India is not just a sporting nation. Period. It is time to invert the pyramid and create an emotional and attitudinal sporting ecosystem concurrently with the infrastructure and financial ecosystem. And it is time to de-bureaucratise and depoliticise sports.
Postscript: Khelo Olympics, Chalo Paris
The sporting journey of India took the first baby steps at the Paris Olympics in 1900. Next year, Paris will host its third Summer Olympics (only second after London to do so). But the child known as India, never grew up. It takes pride in its best Olympic performance of seven medals with barely two individual golds in its lifetime. Let the immediate term goal be “war cry of 25 medals at Paris 2024”. For the naysayers who think it is impossible, look at how China, from 28 medals at the 1988 Seoul Olympics catapulted to 54 medals at 1992 Barcelona including 16 gold, 22 silver and 16 bronze with overall fourth rank. At the same Olympics, a 52-member Indian team participating in 12 sports when it comes to medals had a dismal performance, with a medal scoreline of 0-0-0.

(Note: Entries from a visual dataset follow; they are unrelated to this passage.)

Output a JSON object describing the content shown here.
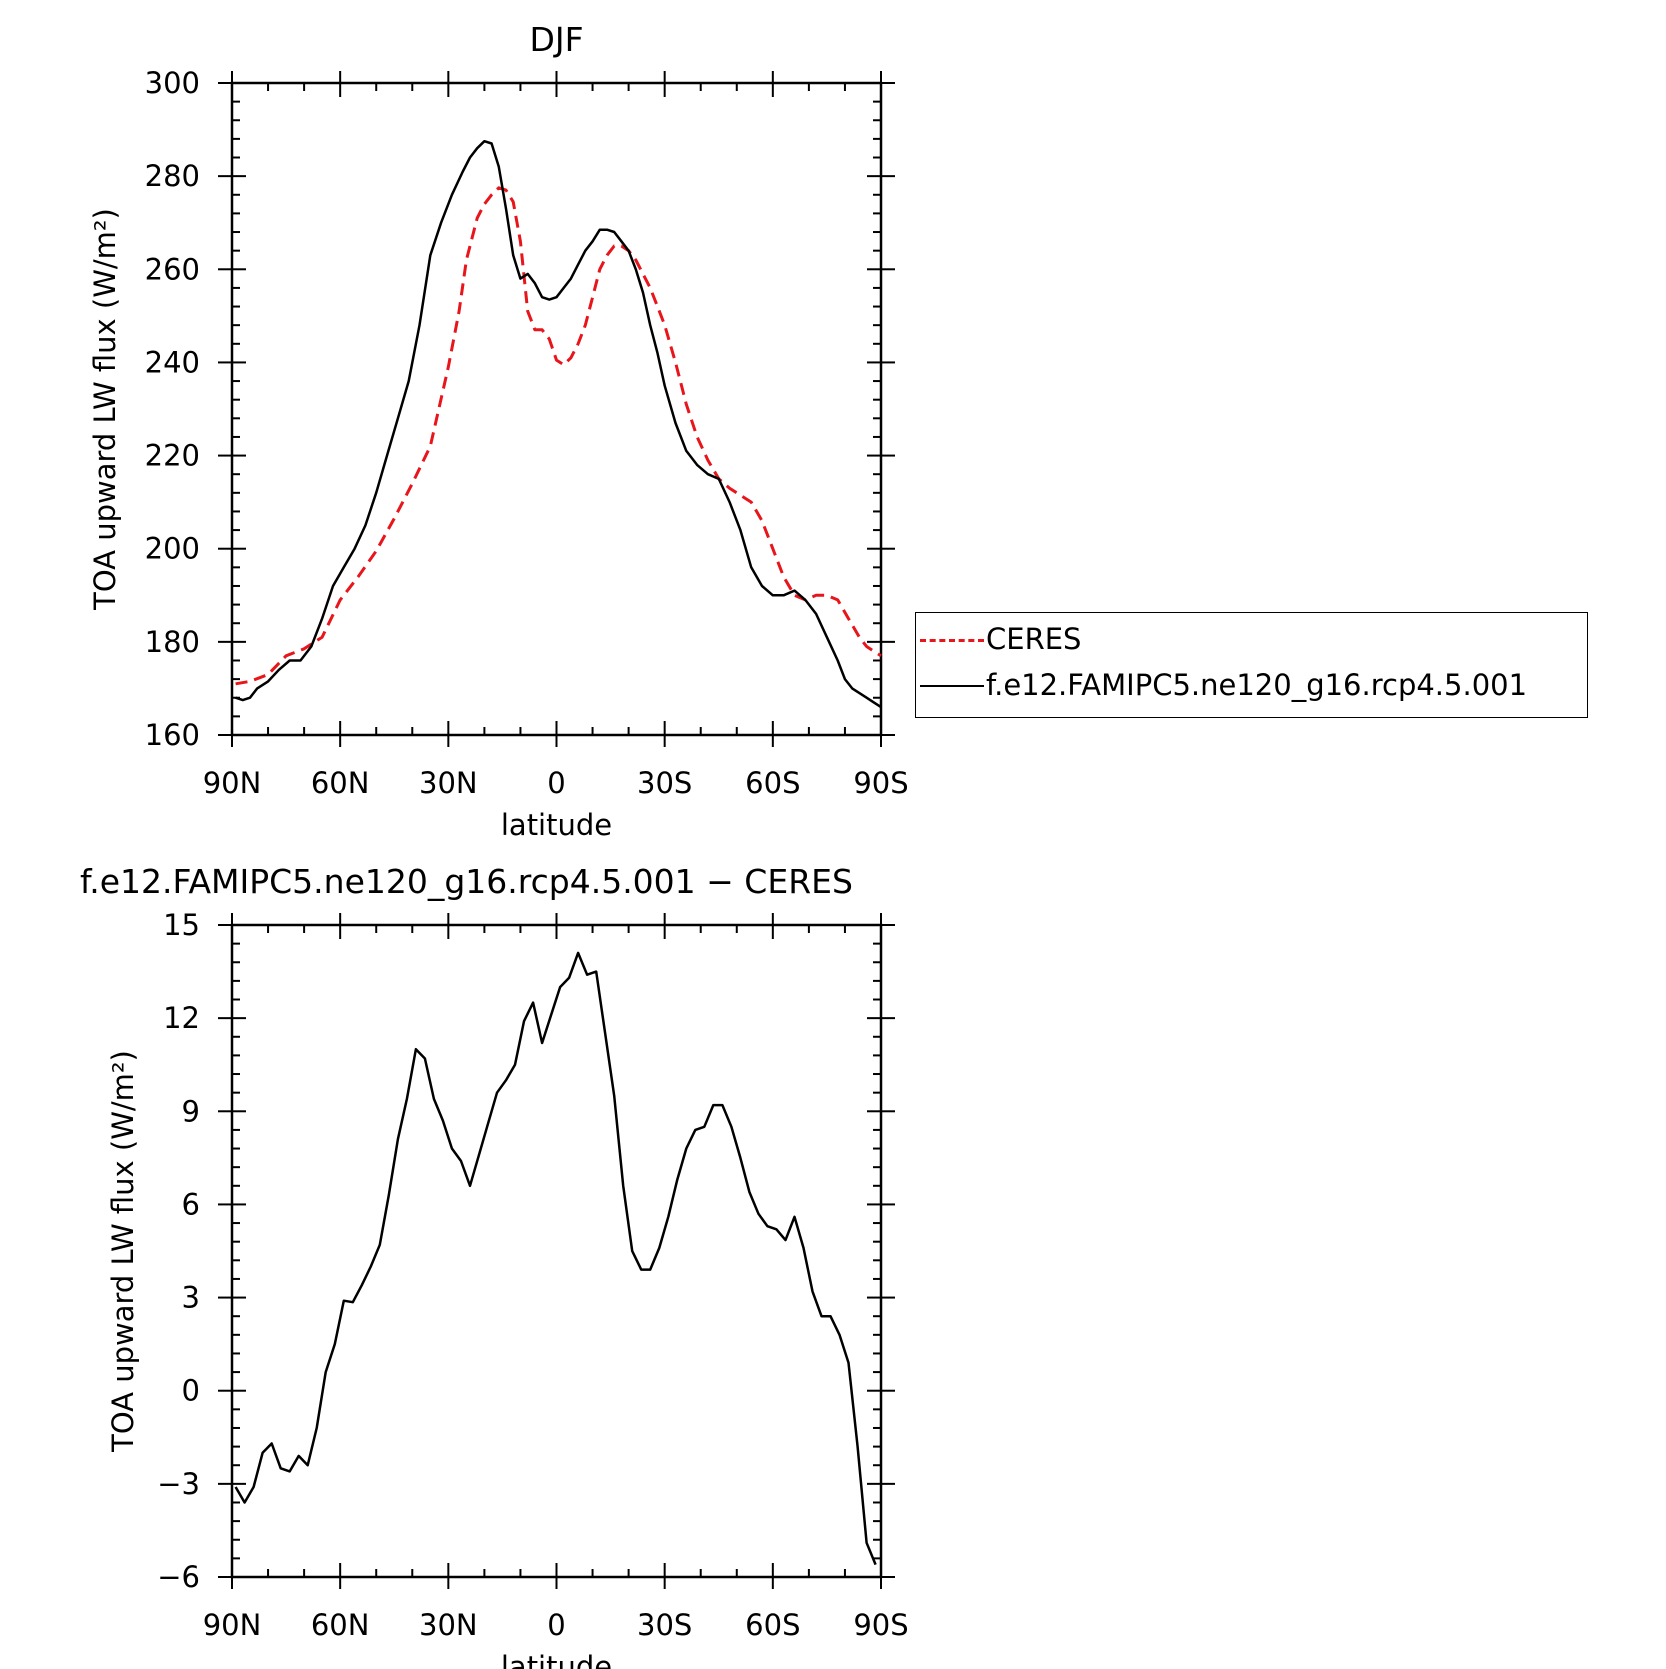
{
  "chart_data": [
    {
      "type": "line",
      "title": "DJF",
      "xlabel": "latitude",
      "ylabel": "TOA upward LW flux (W/m²)",
      "xlim": [
        90,
        -90
      ],
      "ylim": [
        160,
        300
      ],
      "xticks": [
        90,
        60,
        30,
        0,
        -30,
        -60,
        -90
      ],
      "xtick_labels": [
        "90N",
        "60N",
        "30N",
        "0",
        "30S",
        "60S",
        "90S"
      ],
      "yticks": [
        160,
        180,
        200,
        220,
        240,
        260,
        280,
        300
      ],
      "ytick_labels": [
        "160",
        "180",
        "200",
        "220",
        "240",
        "260",
        "280",
        "300"
      ],
      "grid": false,
      "legend": "outside-right",
      "series": [
        {
          "name": "CERES",
          "color": "#e8151b",
          "dash": true,
          "x": [
            89,
            85,
            80,
            75,
            70,
            65,
            60,
            55,
            50,
            45,
            40,
            35,
            30,
            27,
            25,
            22,
            20,
            18,
            16,
            14,
            12,
            10,
            8,
            6,
            4,
            2,
            0,
            -2,
            -4,
            -6,
            -8,
            -10,
            -12,
            -14,
            -16,
            -18,
            -20,
            -22,
            -24,
            -26,
            -28,
            -30,
            -33,
            -36,
            -39,
            -42,
            -45,
            -48,
            -51,
            -54,
            -57,
            -60,
            -63,
            -66,
            -69,
            -72,
            -75,
            -78,
            -81,
            -84,
            -86,
            -88,
            -90
          ],
          "y": [
            171,
            171.5,
            173,
            177,
            178.5,
            181,
            189,
            194,
            199.5,
            206.5,
            214,
            222,
            239,
            251,
            262,
            271,
            274,
            276,
            277.5,
            277,
            274.5,
            266,
            251,
            247,
            247,
            245,
            240.5,
            239.5,
            241,
            244,
            248,
            254,
            260,
            263,
            265,
            265,
            264,
            262,
            259,
            256,
            252,
            248,
            240,
            231,
            224,
            219,
            215,
            213,
            211.5,
            210,
            206,
            200,
            194,
            190,
            189,
            190,
            190,
            189,
            185,
            181,
            179,
            178,
            177
          ]
        },
        {
          "name": "f.e12.FAMIPC5.ne120_g16.rcp4.5.001",
          "color": "#000000",
          "dash": false,
          "x": [
            89,
            87,
            85,
            83,
            80,
            77,
            74,
            71,
            68,
            65,
            62,
            59,
            56,
            53,
            50,
            47,
            44,
            41,
            38,
            35,
            32,
            29,
            26,
            24,
            22,
            20,
            18,
            16,
            14,
            12,
            10,
            8,
            6,
            4,
            2,
            0,
            -2,
            -4,
            -6,
            -8,
            -10,
            -12,
            -14,
            -16,
            -18,
            -20,
            -22,
            -24,
            -26,
            -28,
            -30,
            -33,
            -36,
            -39,
            -42,
            -45,
            -48,
            -51,
            -54,
            -57,
            -60,
            -63,
            -66,
            -69,
            -72,
            -75,
            -78,
            -80,
            -82,
            -84,
            -86,
            -88,
            -90
          ],
          "y": [
            168,
            167.5,
            168,
            170,
            171.5,
            174,
            176,
            176,
            179,
            185,
            192,
            196,
            200,
            205,
            212,
            220,
            228,
            236,
            248,
            263,
            270,
            276,
            281,
            284,
            286,
            287.5,
            287,
            282,
            273,
            263,
            258,
            259,
            257,
            254,
            253.5,
            254,
            256,
            258,
            261,
            264,
            266,
            268.5,
            268.5,
            268,
            266,
            264,
            260,
            255,
            248,
            242,
            235,
            227,
            221,
            218,
            216,
            215,
            210,
            204,
            196,
            192,
            190,
            190,
            191,
            189,
            186,
            181,
            176,
            172,
            170,
            169,
            168,
            167,
            166
          ]
        }
      ]
    },
    {
      "type": "line",
      "title": "f.e12.FAMIPC5.ne120_g16.rcp4.5.001 − CERES",
      "xlabel": "latitude",
      "ylabel": "TOA upward LW flux (W/m²)",
      "xlim": [
        90,
        -90
      ],
      "ylim": [
        -6,
        15
      ],
      "xticks": [
        90,
        60,
        30,
        0,
        -30,
        -60,
        -90
      ],
      "xtick_labels": [
        "90N",
        "60N",
        "30N",
        "0",
        "30S",
        "60S",
        "90S"
      ],
      "yticks": [
        -6,
        -3,
        0,
        3,
        6,
        9,
        12,
        15
      ],
      "ytick_labels": [
        "−6",
        "−3",
        "0",
        "3",
        "6",
        "9",
        "12",
        "15"
      ],
      "grid": false,
      "series": [
        {
          "color": "#000000",
          "dash": false,
          "x": [
            89,
            86.5,
            84,
            81.5,
            79,
            76.5,
            74,
            71.5,
            69,
            66.5,
            64,
            61.5,
            59,
            56.5,
            54,
            51.5,
            49,
            46.5,
            44,
            41.5,
            39,
            36.5,
            34,
            31.5,
            29,
            26.5,
            24,
            21.5,
            19,
            16.5,
            14,
            11.5,
            9,
            6.5,
            4,
            1.5,
            -1,
            -3.5,
            -6,
            -8.5,
            -11,
            -13.5,
            -16,
            -18.5,
            -21,
            -23.5,
            -26,
            -28.5,
            -31,
            -33.5,
            -36,
            -38.5,
            -41,
            -43.5,
            -46,
            -48.5,
            -51,
            -53.5,
            -56,
            -58.5,
            -61,
            -63.5,
            -66,
            -68.5,
            -71,
            -73.5,
            -76,
            -78.5,
            -81,
            -83.5,
            -86,
            -88.5
          ],
          "y": [
            -3.1,
            -3.6,
            -3.1,
            -2.0,
            -1.7,
            -2.5,
            -2.6,
            -2.1,
            -2.4,
            -1.2,
            0.6,
            1.5,
            2.9,
            2.85,
            3.4,
            4.0,
            4.7,
            6.3,
            8.1,
            9.4,
            11.0,
            10.7,
            9.4,
            8.7,
            7.8,
            7.4,
            6.6,
            7.6,
            8.6,
            9.6,
            10.0,
            10.5,
            11.9,
            12.5,
            11.2,
            12.1,
            13.0,
            13.3,
            14.1,
            13.4,
            13.5,
            11.5,
            9.5,
            6.6,
            4.5,
            3.9,
            3.9,
            4.6,
            5.6,
            6.8,
            7.8,
            8.4,
            8.5,
            9.2,
            9.2,
            8.5,
            7.5,
            6.4,
            5.7,
            5.3,
            5.2,
            4.85,
            5.6,
            4.6,
            3.2,
            2.4,
            2.4,
            1.8,
            0.9,
            -1.8,
            -4.9,
            -5.6
          ]
        }
      ]
    }
  ],
  "legend": {
    "entries": [
      {
        "label": "CERES",
        "color": "#e8151b",
        "dash": true
      },
      {
        "label": "f.e12.FAMIPC5.ne120_g16.rcp4.5.001",
        "color": "#000000",
        "dash": false
      }
    ]
  }
}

I rest my case. Over to you, my India.
Akhileshwar Sahay is a Multidisciplinary Thought Leader with Action Bias, India based International Impact Consultant and an ardent sports lover. He works as President Advisory Services of consulting company BARSYL. Views expressed in the above piece are personal and solely that of the author. They do not necessarily reflect News18’s views.